Variation in development rate among clonal lines of rainbow trout (Oncorhynchus mykiss)

Abstract

The genetic basis of development rate was examined using clonal lines of rainbow trout produced by androgenesis. We examined development rate, as indicated by physiological time to hatch (°days), of four clonal lines of rainbow trout crossed to outbred females in three separate experiments. In the first experiment, the Swanson line, derived from an Alaskan population, displayed a significantly earlier physiological time to hatch than the Arlee line, derived from a domesticated rainbow trout (P<0.001). In the second experiment, this trend was maintained across three temperatures (approximately 8, 10, and 14°C) and two females, although the experiment lacked the statistical power to detect a difference (P=0.052). In the third experiment, the Swanson line had a significantly earlier physiological time to hatch than three other clonal lines (P<0.01) when tested across three temperatures (8, 10, and 16°C) and two females. There was no evidence of genotype by environment interaction in any of the experiments. These data indicate that development rate has a strong genetic component, and that the clonal lines of rainbow trout available should be highly suitable for QTL analysis of development rate in rainbow trout.

Introduction

Development rate is an important trait which figures prominently in both the evolutionary history and the successful culture of rainbow trout (Oncorhynchus mykiss).
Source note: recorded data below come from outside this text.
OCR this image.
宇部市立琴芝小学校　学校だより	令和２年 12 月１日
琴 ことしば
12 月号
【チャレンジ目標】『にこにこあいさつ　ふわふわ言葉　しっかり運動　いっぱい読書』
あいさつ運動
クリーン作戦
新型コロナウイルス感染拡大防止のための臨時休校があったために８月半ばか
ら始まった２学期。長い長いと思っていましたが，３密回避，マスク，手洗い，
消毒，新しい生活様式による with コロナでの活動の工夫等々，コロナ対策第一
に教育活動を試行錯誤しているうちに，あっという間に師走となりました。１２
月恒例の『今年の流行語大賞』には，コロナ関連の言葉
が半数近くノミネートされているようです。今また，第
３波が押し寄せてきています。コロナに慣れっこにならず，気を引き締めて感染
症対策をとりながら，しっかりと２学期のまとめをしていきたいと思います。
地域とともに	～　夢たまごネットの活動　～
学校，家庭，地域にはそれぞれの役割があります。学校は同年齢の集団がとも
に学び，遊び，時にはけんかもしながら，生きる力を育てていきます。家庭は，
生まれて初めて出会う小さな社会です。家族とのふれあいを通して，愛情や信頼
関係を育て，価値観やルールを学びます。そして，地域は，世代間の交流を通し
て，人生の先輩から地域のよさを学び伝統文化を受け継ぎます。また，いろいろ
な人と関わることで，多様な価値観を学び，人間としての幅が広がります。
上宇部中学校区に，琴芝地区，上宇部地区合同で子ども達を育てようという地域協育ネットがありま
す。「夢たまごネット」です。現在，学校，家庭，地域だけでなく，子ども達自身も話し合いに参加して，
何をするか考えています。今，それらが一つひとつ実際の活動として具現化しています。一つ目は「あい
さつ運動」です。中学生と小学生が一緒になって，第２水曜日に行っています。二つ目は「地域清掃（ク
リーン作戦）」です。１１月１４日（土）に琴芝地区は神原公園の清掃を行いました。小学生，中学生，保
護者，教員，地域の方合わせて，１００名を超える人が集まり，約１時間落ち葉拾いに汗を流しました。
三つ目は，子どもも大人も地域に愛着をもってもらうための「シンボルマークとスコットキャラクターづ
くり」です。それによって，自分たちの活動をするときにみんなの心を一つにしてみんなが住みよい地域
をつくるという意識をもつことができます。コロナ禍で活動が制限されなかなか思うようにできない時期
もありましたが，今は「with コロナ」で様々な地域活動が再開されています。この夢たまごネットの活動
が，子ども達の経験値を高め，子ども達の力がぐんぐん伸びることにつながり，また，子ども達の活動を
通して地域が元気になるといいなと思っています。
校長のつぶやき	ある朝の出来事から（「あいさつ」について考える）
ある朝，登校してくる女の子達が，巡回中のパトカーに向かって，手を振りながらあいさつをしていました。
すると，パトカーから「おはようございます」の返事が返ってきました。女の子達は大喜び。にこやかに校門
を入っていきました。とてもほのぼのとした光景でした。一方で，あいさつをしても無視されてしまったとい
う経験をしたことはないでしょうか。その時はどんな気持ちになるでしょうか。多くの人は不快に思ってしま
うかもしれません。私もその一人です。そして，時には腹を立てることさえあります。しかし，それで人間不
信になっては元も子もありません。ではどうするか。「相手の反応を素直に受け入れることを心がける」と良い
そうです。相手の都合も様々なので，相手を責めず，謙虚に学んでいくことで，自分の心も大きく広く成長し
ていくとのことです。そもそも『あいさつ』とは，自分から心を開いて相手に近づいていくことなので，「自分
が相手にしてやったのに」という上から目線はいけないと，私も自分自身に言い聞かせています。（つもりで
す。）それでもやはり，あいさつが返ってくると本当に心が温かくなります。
Differences in developmental timing are considered to be critical in bringing about evolutionary change (Gould, 1981), and differences in development rate among strains have been identified in rainbow trout and other salmonids (Ferguson et al., 1985; Tallman, 1986). In rainbow trout, heritability of development rate has been estimated as high as 0.23 (McIntyre and Blanc, 1973). Rate of development in salmonids is important in synchronizing time of emergence of fry (Brannon, 1987), which can reduce predation (Godin, 1982) or maximize food availability. In the culture environment, knowledge of the rate of development is often desirable, as this allows the culturist more flexibility in allocating space for newly hatched fry. In addition, strains of quickly developing trout might be desirable, as fast development has been associated with fewer developmental deformities, larger size, and earlier sexual maturity in some instances (Allendorf et al., 1983).

Despite the importance of development rate to the evolutionary history and successful aquaculture of rainbow trout, the genetic basis of development rate is largely unknown. Allendorf et al. (1983)showed that a regulatory mutation in the expression of liver phosphoglucomutase could alter development rate in one rainbow trout strain. However, many questions about the genetic basis of development rate remain. How many genes control the rate of development? What are their relative effects? What implications does this have for natural selection and life history evolution? How can we use this information to improve cultured stocks of rainbow trout?

Questions such as these can be addressed using clonal lines of rainbow trout. The high fecundity, external fertilization, ease of culture, and tolerance of chromosomal manipulations exhibited by rainbow trout have allowed the production of clonal lines for use in experimental research, analogous to the inbred strains of mice that currently play a central role in biomedical research (Silver, 1995). Clonal lines of trout are produced by androgenesis, in which the egg is irradiated with gamma radiation prior to fertilization, and the first cleavage is prevented with heat or pressure shock (Parsons and Thorgaard, 1985). The resultant fish are homozygous, and a second round of androgenesis or gynogenesis is then performed. This results in a family of fish which are completely homozygous and genetically identical to one another (Young et al., 1996). The fish are all male (YY) or all female (XX), and strain perpetuation is accomplished through androgenesis or gynogenesis, respectively. Clonal lines have already been used in the development of a genetic linkage map for rainbow trout (Young et al., 1998). The clonal lines of fish produced in this manner are also good candidates for genetic analysis of quantitative traits such as development rate.

To facilitate genetic analysis of development rate, however, lines which display genetic variation in this trait must be identified. One approach for characterizing clonal lines of interest is to cross the lines to outbred rainbow trout eggs, and measure the development rate of the hybrid progeny.

The objectives of this study, therefore, are to 1) determine if crossing strains to outbred eggs is a powerful enough technique to detect differences in quantitative traits, and 2) to identify clonal lines of rainbow trout which differ significantly in development rate, indicating their suitability for subsequent genetic analysis.